The Legacy of Soviet Anti-Jewish Propaganda Rears Its Ugly Head

The idea that the Ukrainians are Nazis has been a major theme of Russian propaganda during the war against Ukraine. This is not a metaphor but the official stance of the Russian government: Just like in the 1940s, the Russian army is engaged in a fight against Nazis. Vladimir Putin declared the “denazification” of Ukraine as one of the primary goals of his “special operation.” 

This accusation is not only false and outrageous, it could even be seen as a bit funny because the democratically elected president of Ukraine, Volodymyr Zelensky, is Jewish. In a conflict between an aggressive militarized dictatorship raving about the importance of protecting its ethnic kin from imaginary foreign conspiracies  (conspiracies involving liberalism and liberty), and a democracy with a Jewish president, which one is a better fit for the “Nazi” label?

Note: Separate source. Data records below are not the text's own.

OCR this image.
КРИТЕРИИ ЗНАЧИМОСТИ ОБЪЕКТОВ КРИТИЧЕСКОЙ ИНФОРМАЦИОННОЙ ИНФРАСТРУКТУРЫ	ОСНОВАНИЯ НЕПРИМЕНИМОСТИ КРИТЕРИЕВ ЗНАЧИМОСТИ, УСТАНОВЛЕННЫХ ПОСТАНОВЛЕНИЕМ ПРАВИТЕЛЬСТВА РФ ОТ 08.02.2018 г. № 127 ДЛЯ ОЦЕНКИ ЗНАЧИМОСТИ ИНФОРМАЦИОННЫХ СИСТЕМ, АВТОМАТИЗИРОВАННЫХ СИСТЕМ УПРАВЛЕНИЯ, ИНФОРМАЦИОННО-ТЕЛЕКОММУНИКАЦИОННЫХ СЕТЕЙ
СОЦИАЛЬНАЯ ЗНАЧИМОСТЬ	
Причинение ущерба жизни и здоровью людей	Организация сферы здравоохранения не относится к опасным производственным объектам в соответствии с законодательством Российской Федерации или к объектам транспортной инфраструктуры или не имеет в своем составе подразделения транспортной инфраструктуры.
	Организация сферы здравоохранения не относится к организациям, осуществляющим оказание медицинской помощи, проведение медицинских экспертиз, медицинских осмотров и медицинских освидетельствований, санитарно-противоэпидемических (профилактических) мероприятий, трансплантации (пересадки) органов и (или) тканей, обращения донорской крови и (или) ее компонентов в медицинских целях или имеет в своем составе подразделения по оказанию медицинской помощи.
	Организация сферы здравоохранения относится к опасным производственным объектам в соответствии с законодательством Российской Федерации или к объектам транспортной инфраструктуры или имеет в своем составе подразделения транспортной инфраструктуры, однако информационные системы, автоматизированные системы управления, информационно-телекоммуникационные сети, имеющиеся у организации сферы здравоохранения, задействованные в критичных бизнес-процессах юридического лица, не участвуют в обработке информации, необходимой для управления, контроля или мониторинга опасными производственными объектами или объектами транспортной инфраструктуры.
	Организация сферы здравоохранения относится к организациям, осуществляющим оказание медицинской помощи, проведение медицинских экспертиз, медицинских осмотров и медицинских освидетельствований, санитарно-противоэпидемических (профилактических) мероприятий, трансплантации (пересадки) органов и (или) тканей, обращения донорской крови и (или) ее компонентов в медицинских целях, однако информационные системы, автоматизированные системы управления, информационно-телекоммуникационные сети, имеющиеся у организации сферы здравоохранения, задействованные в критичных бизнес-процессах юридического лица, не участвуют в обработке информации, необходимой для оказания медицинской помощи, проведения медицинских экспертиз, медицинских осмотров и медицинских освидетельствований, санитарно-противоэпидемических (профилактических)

Even with the persistence of Russian propaganda in calling the Ukrainians Nazis, this kind of unintentional hyper-irony surely generates cognitive dissonance, at least among Russia’s educated elite. On May 1, Russian Foreign Minister Sergei Lavrov cracked. During an interview with an Italian outlet, he was asked the predictable question of how the Russians can claim to “denazify” Ukraine if Ukraine is led by a Jewish president. Lavrov dismissively responded:

 “[Zelensky] puts forward this argument: ‘What kind of nazification can we have if I’m a Jew?’ I could be wrong, but Hitler also had Jewish blood. So this [that Zelensky is Jewish] means absolutely nothing. For some time we have heard from wise Jewish people that the biggest antisemites are Jewish.”